And its a Wrap!

I still remember when I first heard about CAP conference in September, i didn’t think i would actually go attend it, because I have never been really confident enough or interested in public speaking and presenting at conferences. But throughout the year in CAP I found myself challenged time and again to step out of my comfort zone and speak up. Responding to these challenges over time made me  get used to them. Thus when my team mates from my ASTU class’s archives project ask me if I wanted to present our project at CAPCON with them, I didn’t have to think twice, I knew it was something I could do and something I wanted to do.

At the conference when I wasn’t presenting our project, I got the opportunity to listen to some of my peers from different CAP streams.
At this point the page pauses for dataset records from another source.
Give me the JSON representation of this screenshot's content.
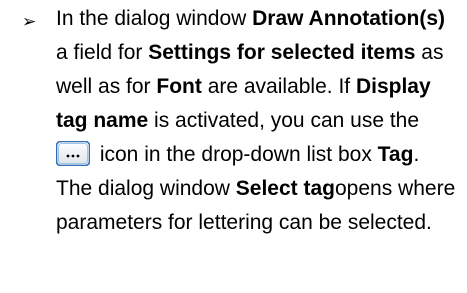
{
  "bullet_glyph": "➢",
  "paragraph": {
    "t1": "In the dialog window ",
    "b1": "Draw Annotation(s)",
    "t2": " a field for ",
    "b2": "Settings for selected items",
    "t3": " as well as for ",
    "b3": "Font",
    "t4": " are available. If ",
    "b4": "Display tag name",
    "t5": " is activated, you can use the ",
    "icon": "ellipsis-button-icon",
    "t6": " icon in the drop-down list box ",
    "b5": "Tag",
    "t7": ". The dialog window ",
    "b6": "Select tag",
    "t8": "opens where parameters for lettering can be selected."
  }
}
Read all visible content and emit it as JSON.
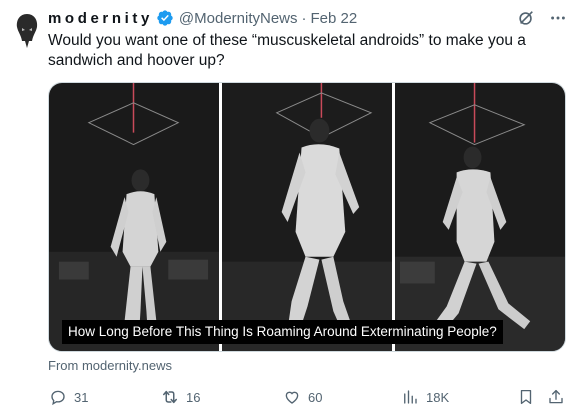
{
  "author": {
    "display_name": "modernity",
    "handle": "@ModernityNews",
    "separator": "·",
    "date": "Feb 22",
    "verified_color": "#1d9bf0"
  },
  "tweet": {
    "text": "Would you want one of these “muscuskeletal androids” to make you a sandwich and hoover up?"
  },
  "media": {
    "caption": "How Long Before This Thing Is Roaming Around Exterminating People?",
    "source": "From modernity.news"
  },
  "actions": {
    "replies": "31",
    "retweets": "16",
    "likes": "60",
    "views": "18K"
  },
  "icons": [
    "verified-badge-icon",
    "grok-icon",
    "more-icon",
    "reply-icon",
    "retweet-icon",
    "like-icon",
    "views-icon",
    "bookmark-icon",
    "share-icon"
  ]
}
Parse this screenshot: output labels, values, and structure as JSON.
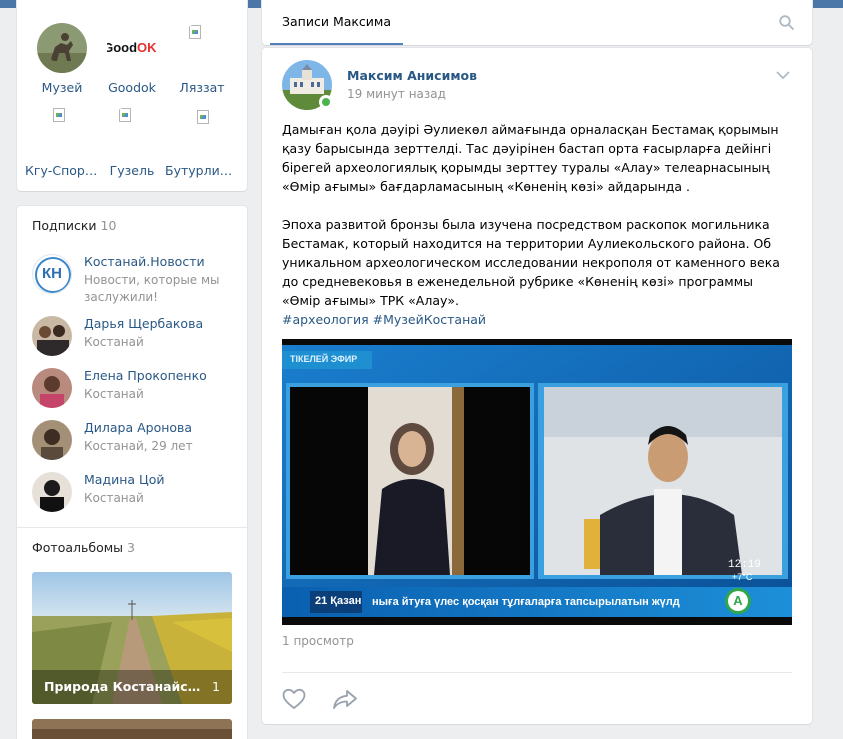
{
  "communities": [
    {
      "name": "Музей",
      "icon": "museum-avatar"
    },
    {
      "name": "Goodok",
      "icon": "goodok-logo",
      "logo_text": "GoodOK!"
    },
    {
      "name": "Ляззат",
      "icon": "broken-image-icon"
    },
    {
      "name": "Кгу-Спорт…",
      "icon": "broken-image-icon"
    },
    {
      "name": "Гузель",
      "icon": "broken-image-icon"
    },
    {
      "name": "Бутурлино…",
      "icon": "broken-image-icon"
    }
  ],
  "subscriptions": {
    "title": "Подписки",
    "count": "10",
    "items": [
      {
        "name": "Костанай.Новости",
        "subtitle": "Новости, которые мы заслужили!",
        "logo_text": "КН"
      },
      {
        "name": "Дарья Щербакова",
        "subtitle": "Костанай"
      },
      {
        "name": "Елена Прокопенко",
        "subtitle": "Костанай"
      },
      {
        "name": "Дилара Аронова",
        "subtitle": "Костанай, 29 лет"
      },
      {
        "name": "Мадина Цой",
        "subtitle": "Костанай"
      }
    ]
  },
  "albums": {
    "title": "Фотоальбомы",
    "count": "3",
    "items": [
      {
        "title": "Природа Костанайской о…",
        "count": "1"
      }
    ]
  },
  "wall": {
    "tab_label": "Записи Максима"
  },
  "post": {
    "author": "Максим Анисимов",
    "time": "19 минут назад",
    "text_kz": "Дамыған қола дәуірі Әулиекөл аймағында орналасқан Бестамақ қорымын қазу барысында зерттелді. Тас дәуірінен бастап орта ғасырларға дейінгі бірегей археологиялық қорымды зерттеу туралы «Алау» телеарнасының «Өмір ағымы» бағдарламасының «Көненің көзі» айдарында .",
    "text_ru": "Эпоха развитой бронзы была изучена посредством раскопок могильника Бестамак, который находится на территории Аулиекольского района. Об уникальном археологическом исследовании некрополя от каменного века до средневековья в еженедельной рубрике «Көненің көзі» программы «Өмір ағымы» ТРК «Алау».",
    "hashtags": "#археология #МузейКостанай",
    "views": "1 просмотр",
    "video": {
      "live_label": "ТІКЕЛЕЙ ЭФИР",
      "clock": "12:19",
      "temperature": "+7°C",
      "ticker_date": "21 Қазан",
      "ticker_text": "ныға йтуға үлес қосқан тұлғаларға тапсырылатын жүлд",
      "channel_logo": "A"
    }
  },
  "colors": {
    "accent": "#4a76a8",
    "link": "#2a5885",
    "muted": "#939393",
    "online": "#4bb34b"
  }
}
One of the presentations that really struck a chord with me was that of Sepideh Najarnia’s essay on “Sport Riots: The role of Dictatorship”. She was presenting under panel A: ‘Violence and the Environment’. Her paper focused on how people living in countries under dictatorship rule, use sports riots as a means of letting out their anger and frustration about larger social issues such as dissatisfaction with the current regime. Why can’t they just protest on the streets about their main agendas? why can they only let it out by masking it under a false pretence of some so called ‘sports riots’? She explained the detrimental consequences that lead to a huge loss of thousands of innocent lives when people tried to take a more direct approach to expressing their disapproval towards the current regime.

What I found intriguing about her presentation was the personal touch she added to her essay. She did so by bringing in examples of Iran, her home country, into the essay to make her point more clear. Having lived in Iran all her life and having experienced such riots and demonstrations in her home country she was able to draw attention of her audience by backing her argument with real life examples.  She talked about her home country, first revising the dominant perceptions about Iran people usually hold and then pointing out what is not known or left out because the reporters don’t have the freedom to express the truth openly. Such representation works to bridge the gap between what is known through the dominant patterns of representation represented in mass media and that which is largely unknown and represents the perspective of the marginalized living in that specific country.
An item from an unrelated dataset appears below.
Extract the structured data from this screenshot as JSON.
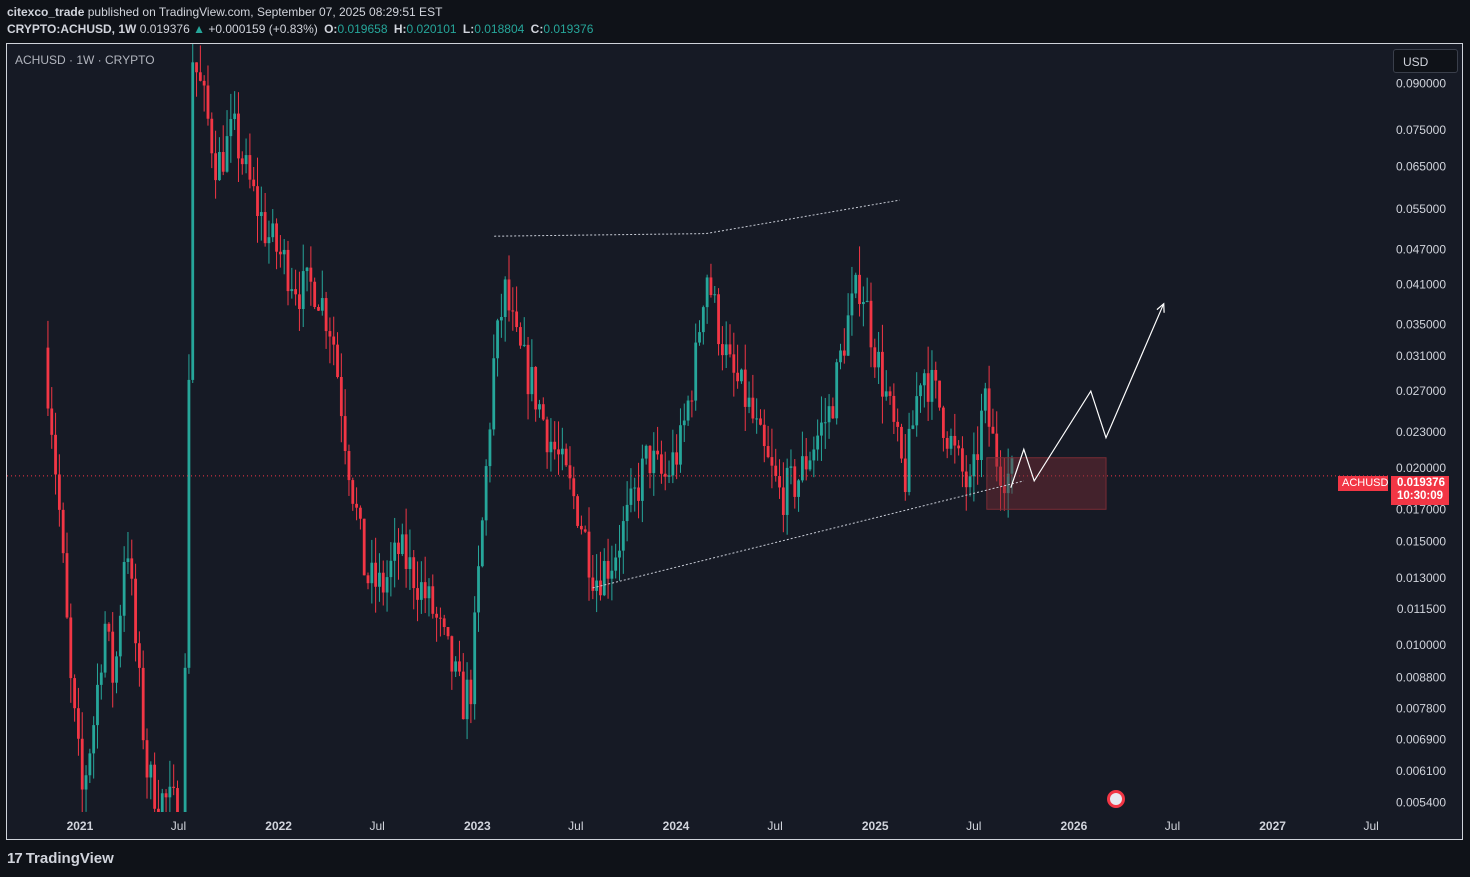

Hearing her talk about her country in such a way made me think of my home country, Pakistan. I could relate to her because Pakistan has also been going through political unrest in the past few years and what mass media portrays about my country and what actually goes on in my country, are two very different perspectives of the same scenario. Throughout the year I experienced various instances, where some of my peers didn’t know much about my country and even if they did, talking to them would reveal how they only knew a portion of the truth about my country. The truth was quite often then not hidden beneath layers of dominant media representations, the things they read on social media. I never blamed them for not knowing enough because I finally began to understand how news travelled around the world. All my classes in Cap highlighted these issues of misrepresentation and power politics in one way or another.Whose voice is heard? and whose voice is suppressed?. It is because of these inequalities in media representation that I decided to try to bridge the gap between the known and the unknown about my country, be it in the realm of social, cultural or political issues. I used every opportunity that came my way, starting from first blog in ASTU class where I shed light on the details of a terrorist attack in a city of Pakistan, to class discussions about cultural norms regarding female education and social trends in Pakistan.
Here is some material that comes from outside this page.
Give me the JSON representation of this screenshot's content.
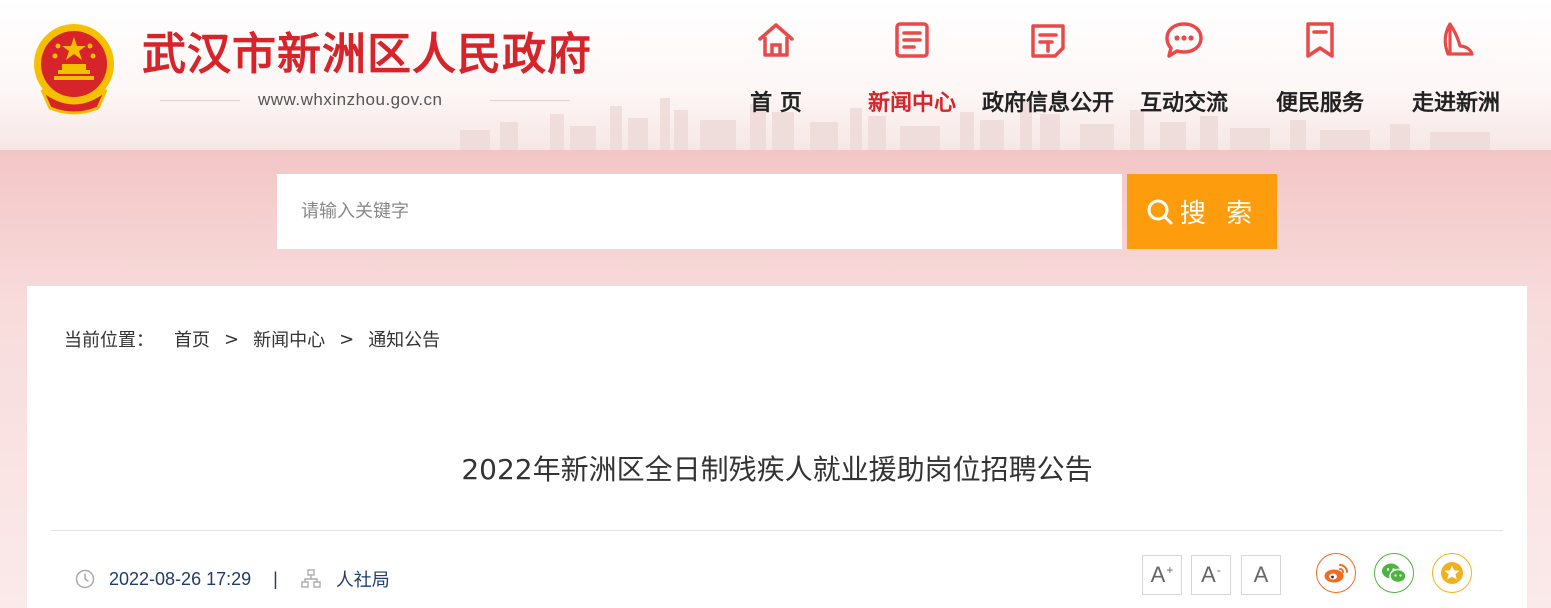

I tried to do my job as Pakistani student studying abroad. I remember last September, we were asked what it meant to be a ‘Global Citizen’ and I just put down a generic definition, but if asked now  I would like to mould that definition slightly. I have learnt enough in CAP ‘Global Citizens’ stream to be able to say confidently that a ‘Global Citizen’ is a person who is aware of the growing inequalities around the world. He doesn’t give up his national or ethnic identity to be more involved in the global realm but rather tries to act as an unofficial ambassador for his country at an international level. And I believe coming to UBC and representing my country among other international students from around the world I have tried to do justice to my role as a ‘Global Citizen’.